Department of Urology, Mayo Clinic, Rochester, Minnesota, USA.
Department of Radiology, Mayo Clinic, Rochester, Minnesota, USA.
Prostate. 2022 Jan;82(1):41-48. doi: 10.1002/pros.24246. Epub 2021 Oct 11.
We sought to assess the prognostic utility of 11C-choline positron emission tomography/computed tomography (PET/CT) in patients with metastatic castrate resistant prostate cancer (mCRPC) undergoing primary docetaxel chemotherapy.

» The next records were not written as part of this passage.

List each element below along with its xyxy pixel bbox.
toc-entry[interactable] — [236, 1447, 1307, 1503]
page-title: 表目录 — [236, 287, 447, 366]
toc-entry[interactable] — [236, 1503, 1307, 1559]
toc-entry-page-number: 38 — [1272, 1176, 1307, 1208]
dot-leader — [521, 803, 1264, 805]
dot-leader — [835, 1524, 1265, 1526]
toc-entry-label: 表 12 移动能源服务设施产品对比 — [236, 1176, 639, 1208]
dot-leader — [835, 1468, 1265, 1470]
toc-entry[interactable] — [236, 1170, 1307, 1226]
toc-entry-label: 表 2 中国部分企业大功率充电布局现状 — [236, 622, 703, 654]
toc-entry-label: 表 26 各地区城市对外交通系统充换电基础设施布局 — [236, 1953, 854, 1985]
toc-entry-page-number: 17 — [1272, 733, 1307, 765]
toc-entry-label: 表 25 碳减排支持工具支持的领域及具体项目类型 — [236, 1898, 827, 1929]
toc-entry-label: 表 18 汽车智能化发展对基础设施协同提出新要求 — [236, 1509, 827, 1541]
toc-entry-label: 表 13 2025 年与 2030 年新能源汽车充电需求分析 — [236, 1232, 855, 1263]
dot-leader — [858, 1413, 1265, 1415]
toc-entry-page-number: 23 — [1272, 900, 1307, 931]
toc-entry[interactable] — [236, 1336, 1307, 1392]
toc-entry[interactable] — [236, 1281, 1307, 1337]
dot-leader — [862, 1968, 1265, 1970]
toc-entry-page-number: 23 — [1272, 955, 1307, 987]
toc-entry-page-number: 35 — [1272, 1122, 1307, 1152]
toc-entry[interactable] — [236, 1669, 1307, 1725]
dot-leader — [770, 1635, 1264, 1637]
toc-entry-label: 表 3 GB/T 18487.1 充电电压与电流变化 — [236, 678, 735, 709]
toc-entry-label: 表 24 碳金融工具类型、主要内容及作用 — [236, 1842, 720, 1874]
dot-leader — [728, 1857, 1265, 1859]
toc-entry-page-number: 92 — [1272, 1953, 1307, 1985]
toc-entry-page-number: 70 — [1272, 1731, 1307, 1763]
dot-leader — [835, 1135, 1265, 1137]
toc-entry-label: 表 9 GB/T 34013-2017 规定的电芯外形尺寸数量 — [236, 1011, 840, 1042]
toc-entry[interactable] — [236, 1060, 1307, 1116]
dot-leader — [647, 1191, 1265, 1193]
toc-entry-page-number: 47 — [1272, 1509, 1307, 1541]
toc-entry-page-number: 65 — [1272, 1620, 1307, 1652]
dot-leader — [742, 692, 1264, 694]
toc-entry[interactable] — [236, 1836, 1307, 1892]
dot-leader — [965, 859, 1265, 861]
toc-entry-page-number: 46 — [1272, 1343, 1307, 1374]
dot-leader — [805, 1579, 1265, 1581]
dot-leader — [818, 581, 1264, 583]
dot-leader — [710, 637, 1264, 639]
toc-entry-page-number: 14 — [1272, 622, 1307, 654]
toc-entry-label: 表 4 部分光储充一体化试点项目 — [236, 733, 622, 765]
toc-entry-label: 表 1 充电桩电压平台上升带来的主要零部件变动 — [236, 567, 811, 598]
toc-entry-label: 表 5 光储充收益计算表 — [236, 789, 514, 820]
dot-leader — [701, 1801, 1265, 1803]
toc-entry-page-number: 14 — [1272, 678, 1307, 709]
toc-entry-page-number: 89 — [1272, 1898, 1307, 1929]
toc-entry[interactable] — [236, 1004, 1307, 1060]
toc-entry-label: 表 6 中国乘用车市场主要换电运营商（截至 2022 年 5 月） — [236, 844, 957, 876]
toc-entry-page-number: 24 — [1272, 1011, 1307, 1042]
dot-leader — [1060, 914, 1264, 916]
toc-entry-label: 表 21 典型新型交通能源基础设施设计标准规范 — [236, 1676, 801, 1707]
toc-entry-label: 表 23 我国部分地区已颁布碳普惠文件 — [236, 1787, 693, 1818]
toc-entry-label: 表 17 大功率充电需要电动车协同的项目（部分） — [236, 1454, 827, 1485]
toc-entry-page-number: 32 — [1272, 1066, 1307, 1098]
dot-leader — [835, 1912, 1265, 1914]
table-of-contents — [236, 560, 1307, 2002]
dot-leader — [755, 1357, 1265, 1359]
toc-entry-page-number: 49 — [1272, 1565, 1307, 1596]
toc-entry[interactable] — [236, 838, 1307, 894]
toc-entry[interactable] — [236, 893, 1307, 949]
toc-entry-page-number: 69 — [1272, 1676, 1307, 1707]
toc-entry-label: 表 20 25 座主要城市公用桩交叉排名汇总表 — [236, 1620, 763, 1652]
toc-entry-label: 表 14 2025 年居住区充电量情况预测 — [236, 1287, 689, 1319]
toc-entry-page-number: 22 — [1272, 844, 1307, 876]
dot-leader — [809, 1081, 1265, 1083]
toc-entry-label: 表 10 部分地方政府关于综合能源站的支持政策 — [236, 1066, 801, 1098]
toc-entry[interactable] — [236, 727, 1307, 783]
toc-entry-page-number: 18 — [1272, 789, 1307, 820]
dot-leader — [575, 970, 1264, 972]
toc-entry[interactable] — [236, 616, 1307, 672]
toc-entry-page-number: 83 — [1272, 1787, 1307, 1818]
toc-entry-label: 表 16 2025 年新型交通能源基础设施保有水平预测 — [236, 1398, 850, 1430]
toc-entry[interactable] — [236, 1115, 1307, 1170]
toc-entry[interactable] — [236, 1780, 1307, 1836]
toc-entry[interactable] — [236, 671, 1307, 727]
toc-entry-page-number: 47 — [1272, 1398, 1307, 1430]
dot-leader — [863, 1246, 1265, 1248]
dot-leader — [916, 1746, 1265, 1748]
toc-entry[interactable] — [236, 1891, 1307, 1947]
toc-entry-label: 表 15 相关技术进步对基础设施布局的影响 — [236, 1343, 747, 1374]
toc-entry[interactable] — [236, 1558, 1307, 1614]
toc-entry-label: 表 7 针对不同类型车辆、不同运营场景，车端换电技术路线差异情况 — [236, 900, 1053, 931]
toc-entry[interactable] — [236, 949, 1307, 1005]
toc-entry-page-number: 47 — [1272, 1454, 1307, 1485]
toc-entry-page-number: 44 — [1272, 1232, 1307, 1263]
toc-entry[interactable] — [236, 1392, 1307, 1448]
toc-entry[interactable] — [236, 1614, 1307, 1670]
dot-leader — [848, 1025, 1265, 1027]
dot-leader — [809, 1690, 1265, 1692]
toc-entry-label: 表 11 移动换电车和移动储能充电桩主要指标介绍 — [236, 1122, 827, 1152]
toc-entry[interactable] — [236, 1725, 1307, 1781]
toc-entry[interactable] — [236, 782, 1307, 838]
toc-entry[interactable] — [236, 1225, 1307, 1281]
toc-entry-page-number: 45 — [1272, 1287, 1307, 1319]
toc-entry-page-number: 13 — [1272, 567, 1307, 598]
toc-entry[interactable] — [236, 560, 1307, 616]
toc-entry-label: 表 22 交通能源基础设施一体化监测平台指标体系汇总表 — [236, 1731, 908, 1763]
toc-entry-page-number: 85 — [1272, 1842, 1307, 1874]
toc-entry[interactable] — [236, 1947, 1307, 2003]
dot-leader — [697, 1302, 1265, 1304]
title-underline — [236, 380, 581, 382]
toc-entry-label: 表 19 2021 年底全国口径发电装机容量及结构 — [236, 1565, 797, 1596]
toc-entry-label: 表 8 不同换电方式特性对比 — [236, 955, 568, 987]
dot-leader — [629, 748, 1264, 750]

We performed a single institution retrospective analysis of 77 mCRPC patients who were treated with 6 cycles of docetaxel chemotherapy, and who also underwent 11C-choline PET/CT scans at baseline (before chemotherapy), mid-course (after 3 cycles), and posttherapy (after 6 cycles). We evaluated treatment response based on percent change in blood pool-corrected maximum standardized uptake value (SUVmax) of the target lesion on PET/CT, as well as percent change in serum prostate specific antigen (PSA). Logistic regression analysis was used to identify factors associated with complete treatment response. Progression free survival (PFS) analysis was performed using log-rank test and shown on Kaplan-Meier plot.
Percent change in blood pool-corrected SUVmax on mid-course scan was a significant predictor of complete response (odds ratio [OR]: 0.98, 95% confidence interval [CI]: 0.96-0.99, p = .0003), whereas percent change in PSA was not (OR: 0.99, 95% CI: 0.99-1.01, p = .6025). 57 of 77 patients (74%) achieved ≥20% reduction in blood pool-corrected SUVmax on mid-course; these patients were 3.6 times more likely to achieve complete response after full 6 cycles of docetaxel chemotherapy, compared to patients with <20% reduction in blood pool-corrected SUVmax (OR: 3.56, 95% CI: 1.04-16.52, p = .0420). Median PFS in the complete response group was 35.1 months (95% CI: 26.0-52.7 months), compared to 9.4 months (95% CI: 6.9-13.0 months) in the incomplete response group (p = .0005).
Our study showed that mid-course and posttherapy 11C-choline PET/CT evaluation for mCRPC patients undergoing primary docetaxel chemotherapy can predict full course treatment response and PFS, respectively. 11C-choline PET/CT imaging may provide valuable prognostic information to guide treatment choices for patients with mCRPC.
我们旨在评估 11C-胆碱正电子发射断层扫描/计算机断层扫描(PET/CT)在接受初始多西他赛化疗的转移性去势抵抗性前列腺癌(mCRPC)患者中的预后价值。
我们对 77 例接受 6 个周期多西他赛化疗且基线(化疗前)、中期(第 3 个周期后)和治疗后(第 6 个周期后)均行 11C-胆碱 PET/CT 扫描的 mCRPC 患者进行了单机构回顾性分析。我们根据 PET/CT 上目标病变血池校正最大标准化摄取值(SUVmax)的变化百分比以及血清前列腺特异性抗原(PSA)的变化百分比来评估治疗反应。使用逻辑回归分析确定与完全治疗反应相关的因素。使用对数秩检验进行无进展生存期(PFS)分析,并在 Kaplan-Meier 图上显示。
中期扫描的血池校正 SUVmax 的变化百分比是完全缓解的显著预测因子(比值比[OR]:0.98,95%置信区间[CI]:0.96-0.99,p=0.0003),而 PSA 的变化百分比则不是(OR:0.99,95% CI:0.99-1.01,p=0.6025)。77 例患者中有 57 例(74%)在中期达到血池校正 SUVmax 降低≥20%;与血池校正 SUVmax 降低<20%的患者相比,这些患者在接受完整 6 个周期多西他赛化疗后完全缓解的可能性高 3.6 倍(OR:3.56,95% CI:1.04-16.52,p=0.0420)。完全缓解组的中位 PFS 为 35.1 个月(95% CI:26.0-52.7 个月),而不完全缓解组为 9.4 个月(95% CI:6.9-13.0 个月)(p=0.0005)。
我们的研究表明,mCRPC 患者接受初始多西他赛化疗时,中期和治疗后 11C-胆碱 PET/CT 评估可分别预测全程治疗反应和 PFS。11C-胆碱 PET/CT 成像可能为 mCRPC 患者的治疗选择提供有价值的预后信息。